When Stream’s bad debt was publicly exposed on November 3rd, K3 immediately contacted Elixir’s founder, Philip Forte, demanding a 1:1 liquidation of deUSD. Forte chose silence, ignoring the request. Frustrated, K3 was forced to liquidate on November 4th, leaving behind $2 million in deUSD. On November 6th, Elixir declared insolvency, offering retail investors and liquidity pools a 1:1 exchange of deUSD for USDC, but refusing to redeem deUSD held in Curator vaults, instead asking for collective negotiations.
K3 has now hired top U.S. lawyers to sue Elixir and Forte for unauthorized changes, false advertising, and to recover damages, demanding the deUSD be redeemed for USDC.

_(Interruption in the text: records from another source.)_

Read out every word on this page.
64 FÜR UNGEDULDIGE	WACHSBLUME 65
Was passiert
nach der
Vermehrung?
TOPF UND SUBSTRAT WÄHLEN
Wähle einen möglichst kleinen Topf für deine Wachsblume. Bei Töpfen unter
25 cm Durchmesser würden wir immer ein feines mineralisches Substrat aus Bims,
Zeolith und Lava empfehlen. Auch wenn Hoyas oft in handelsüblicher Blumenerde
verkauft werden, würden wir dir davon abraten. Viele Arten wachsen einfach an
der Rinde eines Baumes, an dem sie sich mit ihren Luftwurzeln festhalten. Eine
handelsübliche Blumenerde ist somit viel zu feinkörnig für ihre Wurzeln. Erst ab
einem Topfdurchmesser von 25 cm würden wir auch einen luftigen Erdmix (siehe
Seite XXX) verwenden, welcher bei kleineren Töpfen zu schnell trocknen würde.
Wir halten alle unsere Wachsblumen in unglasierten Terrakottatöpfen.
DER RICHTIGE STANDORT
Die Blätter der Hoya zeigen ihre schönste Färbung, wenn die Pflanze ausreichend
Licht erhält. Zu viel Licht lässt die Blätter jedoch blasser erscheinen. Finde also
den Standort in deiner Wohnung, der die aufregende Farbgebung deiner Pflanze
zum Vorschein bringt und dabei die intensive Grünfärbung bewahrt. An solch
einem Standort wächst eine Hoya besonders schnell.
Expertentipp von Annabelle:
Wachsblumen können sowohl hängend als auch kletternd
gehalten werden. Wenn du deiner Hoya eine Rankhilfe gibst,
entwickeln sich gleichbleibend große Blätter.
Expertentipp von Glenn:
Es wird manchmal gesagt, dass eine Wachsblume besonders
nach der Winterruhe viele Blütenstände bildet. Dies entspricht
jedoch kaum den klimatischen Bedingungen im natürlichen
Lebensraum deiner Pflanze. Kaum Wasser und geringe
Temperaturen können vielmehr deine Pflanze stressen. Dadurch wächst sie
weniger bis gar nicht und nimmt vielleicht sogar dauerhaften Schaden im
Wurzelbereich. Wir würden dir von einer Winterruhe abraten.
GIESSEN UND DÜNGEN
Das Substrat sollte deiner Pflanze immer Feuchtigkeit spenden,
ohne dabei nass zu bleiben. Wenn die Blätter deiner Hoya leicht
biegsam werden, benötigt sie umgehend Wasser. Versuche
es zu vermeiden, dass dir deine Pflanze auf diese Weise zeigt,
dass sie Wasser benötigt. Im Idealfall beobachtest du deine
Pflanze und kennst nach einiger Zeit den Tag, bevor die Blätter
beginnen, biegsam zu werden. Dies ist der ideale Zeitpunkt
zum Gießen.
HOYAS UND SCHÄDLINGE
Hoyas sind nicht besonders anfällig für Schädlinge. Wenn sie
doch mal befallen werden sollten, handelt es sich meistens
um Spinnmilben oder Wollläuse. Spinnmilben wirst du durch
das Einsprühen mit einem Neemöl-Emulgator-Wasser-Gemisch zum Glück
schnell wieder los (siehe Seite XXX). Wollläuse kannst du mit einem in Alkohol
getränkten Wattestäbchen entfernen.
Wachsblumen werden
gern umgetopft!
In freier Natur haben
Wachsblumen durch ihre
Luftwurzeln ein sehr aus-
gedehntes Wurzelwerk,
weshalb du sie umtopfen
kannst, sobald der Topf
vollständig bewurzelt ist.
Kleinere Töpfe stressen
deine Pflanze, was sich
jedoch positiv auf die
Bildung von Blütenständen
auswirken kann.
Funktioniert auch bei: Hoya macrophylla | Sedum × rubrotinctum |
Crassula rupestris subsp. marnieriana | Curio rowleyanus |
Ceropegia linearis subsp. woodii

When gatekeepers start selling risk themselves, the fortress’s fall is only a matter of time. And when the gatekeepers are also duped, who can we rely on to protect users?
Same Soup, Different Bowls
This “packaging—spreading—collapse” pattern is all too familiar in financial history.
Whether it’s Luna in 2022, which evaporated $40 billion in 72 hours with its “algorithmic stablecoin yielding 20% annualized,” or the 2008 global financial crisis triggered by Wall Street’s complex packaging of high-risk subprime mortgages into AAA-rated “collateralized debt obligations (CDOs),” the core remains consistent: high-risk assets are intricately packaged to appear low-risk, then sold through various channels to investors who often don’t fully understand the risks.
From Wall Street to DeFi, from CDOs to “dividend stablecoins,” technology and names change, but human greed remains unchanged.
According to industry data, over 50 similar dividend stablecoin projects are still operating in the DeFi market, with total locked value exceeding $8 billion. Most of these projects use complex financial engineering to wrap high-leverage, high-risk trading strategies into stable and high-yield financial products.
Image source: stablewatch
The root problem is that we’ve given these products the wrong name. The term “stablecoin” creates a false sense of security and risk complacency. When people hear “stablecoin,” they think of USDC, USDT—assets backed by dollar reserves—not high-leverage hedge funds.
A lawsuit can’t fix a market, but it can wake it up. When the tide recedes, we should see not only those swimming without clothes but also those who never intended to wear any in the first place.
$8 billion, 50 projects—another Stream could emerge at any time. Before that happens, remember a simple truth: when a product needs ultra-high annualized returns to attract you, it’s inherently unstable.